Going as far as Naubinway today, plan to be at Hank's Sunday pm. Going to get a little trout fishing, first. One thing hunters may want to bring are thermacells if you have them. The bugs are going to be thick. At least remember some Off. Depending on you stand, you may be in a tree stand or a tent ground blind. If you're swatting bugs the movement is as risky as having the scent floating around.


----------



## [email protected]

hi, i;m leaving this morning. heading to escanaba to check out some deer hunting spots, will get to hanks tomarrow afternoon, getting excited . trapper 57 :lol::lol::lol::lol:


----------



## wishiwashuntin

We are in curtis today at deer camp then heading over tomorrow. Look forward to meeting everyone. 

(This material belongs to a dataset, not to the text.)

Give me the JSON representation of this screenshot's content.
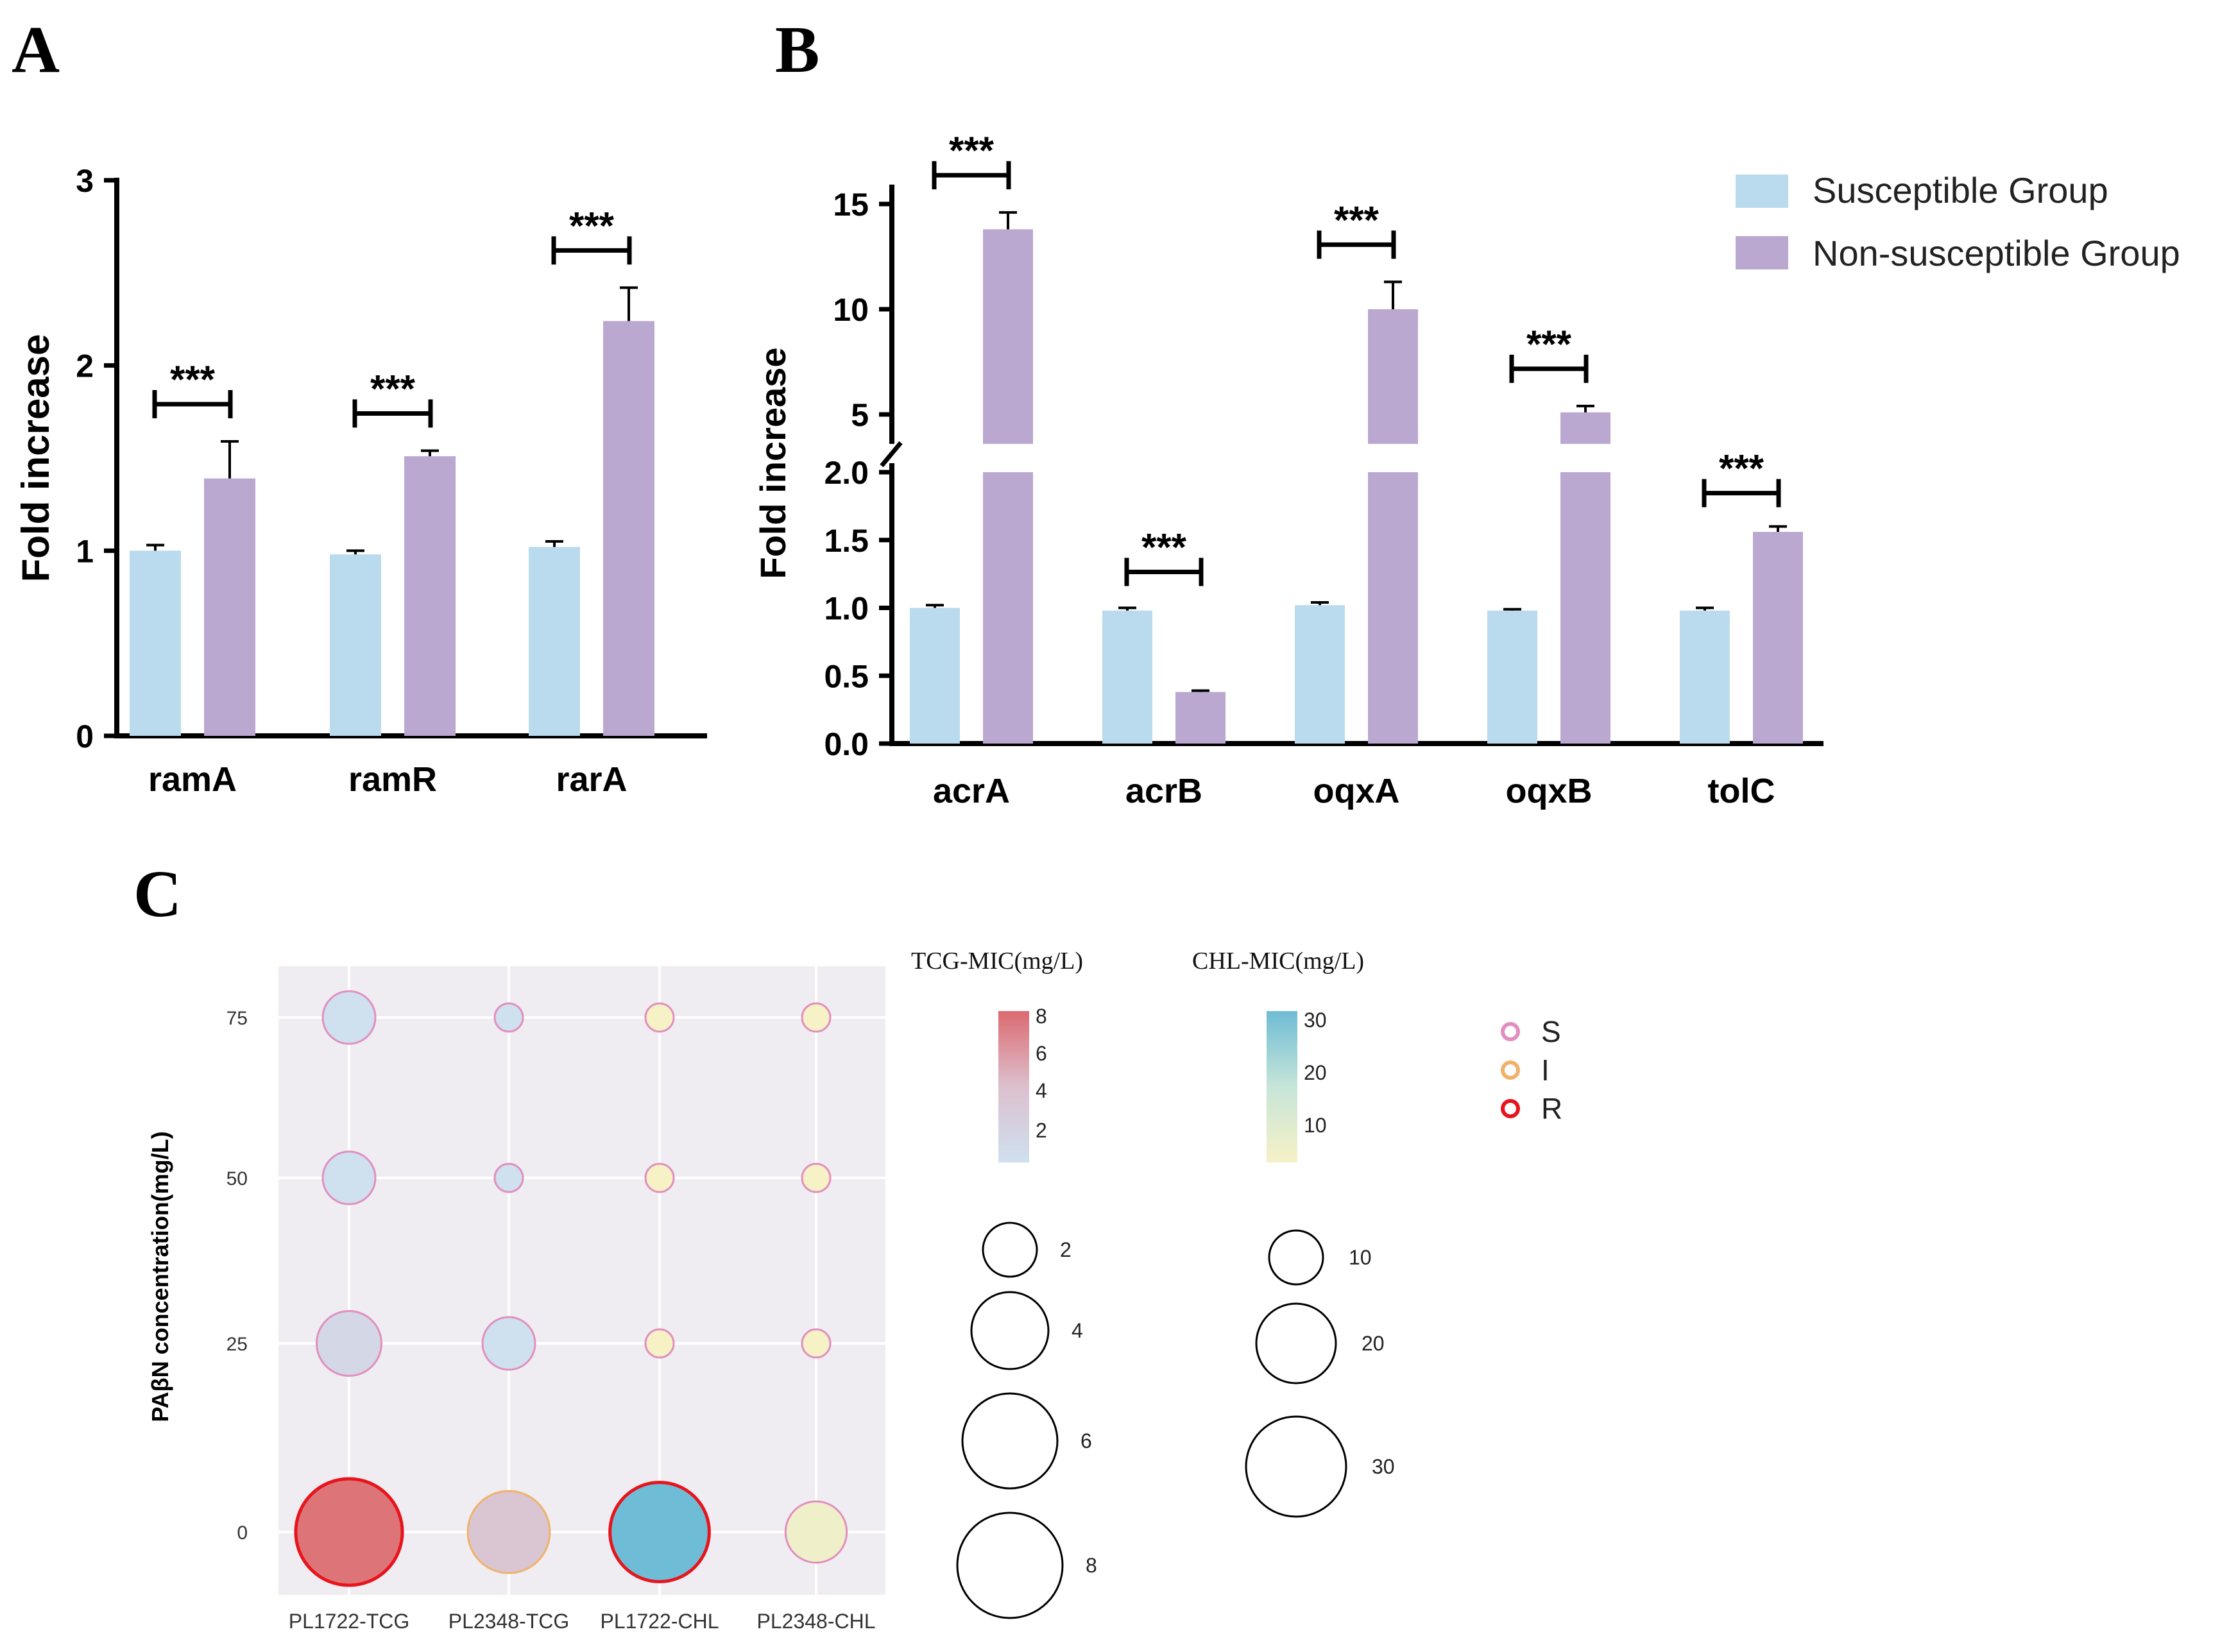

Outdoor Hub mobile, the outdoor information engine


----------



## GrizzlyHunter

Shoottwice and I are on the road right now! See ya all there...


----------



## slammer

He just sent me a few pics and says all baits are pretty active.
_Posted via Mobile Device_


----------



## wishiwashuntin

Lets see them


Outdoor Hub mobile, the outdoor information engine


----------



## slammer

wishiwashuntin said:


> Lets see them
> 
> 
> Outdoor Hub mobile, the outdoor information engine


can't post from my phone but I will email to you if you send your email
_Posted via Mobile Device_


----------



## KalamazooKid

Man I'm freakin jealous! Tell Hank the Kid says "hey".


----------



## wishiwashuntin

Will do

Outdoor Hub mobile, the outdoor information engine


----------



## Skibum

Like I said earlier, we won't be there until Wednesday so you guys tell Hank to leave the big ones be for a couple of days

Seriously, as much as I wish circumstances would allow us to be on the road now, I hope you all knock the heck out them. I want to see some hanging when I get there.
_Posted via Mobile Device_


----------